Despite the survey being conducted while reports about the comptroller's report dominated the news, the percentage of Israelis saying they want Netanyahu to remain prime minister rose from 40% last week to 42%. The percentage saying they do not want him to keep his job also rose, from 40% to 45%, while the percentage saying they did not know fell from 15% to eight percent.

There were no significant changes in mandates predicted for the parties. The poll found that the Zionist Union's lead over Likud remained two seats, 25 to 23. The Joint (Arab) List would win 13 seats, Yesh Atid 12, Bayit Yehudi 11, Koolanu eight, seven each for Shas and United Torah Judaism, five each for Meretz and Yisrael Beytenu and four for Yahad.
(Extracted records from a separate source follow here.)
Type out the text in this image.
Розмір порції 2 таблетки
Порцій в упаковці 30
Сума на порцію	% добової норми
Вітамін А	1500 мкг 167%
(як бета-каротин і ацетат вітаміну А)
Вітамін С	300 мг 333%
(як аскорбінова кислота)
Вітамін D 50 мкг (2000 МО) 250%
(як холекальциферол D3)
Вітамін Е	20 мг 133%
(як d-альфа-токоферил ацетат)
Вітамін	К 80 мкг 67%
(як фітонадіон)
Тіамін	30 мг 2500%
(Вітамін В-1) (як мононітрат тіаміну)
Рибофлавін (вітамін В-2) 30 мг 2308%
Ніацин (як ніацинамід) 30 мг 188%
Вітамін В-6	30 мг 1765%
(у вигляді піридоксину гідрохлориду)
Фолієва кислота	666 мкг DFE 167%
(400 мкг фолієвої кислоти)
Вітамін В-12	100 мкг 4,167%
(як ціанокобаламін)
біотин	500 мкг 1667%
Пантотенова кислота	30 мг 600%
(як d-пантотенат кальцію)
Sixteen percent of respondents called themselves undecided.

The poll questions, which were written by Ma'ariv columnist Ben Caspit, asked whether respondents would vote differently if the Likud were led by someone else other than Netanyahu. It found that the party would do about the same if it were led by President Reuven Rivlin or Jerusalem Mayor Nir Barkat. If former interior minister Gideon Sa'ar led Likud, both the party and Zionist Union would win 24 seats.



The poll of 576 respondents representing a statistical sample of the adult Israeli population had a margin of error of +- 4.2%.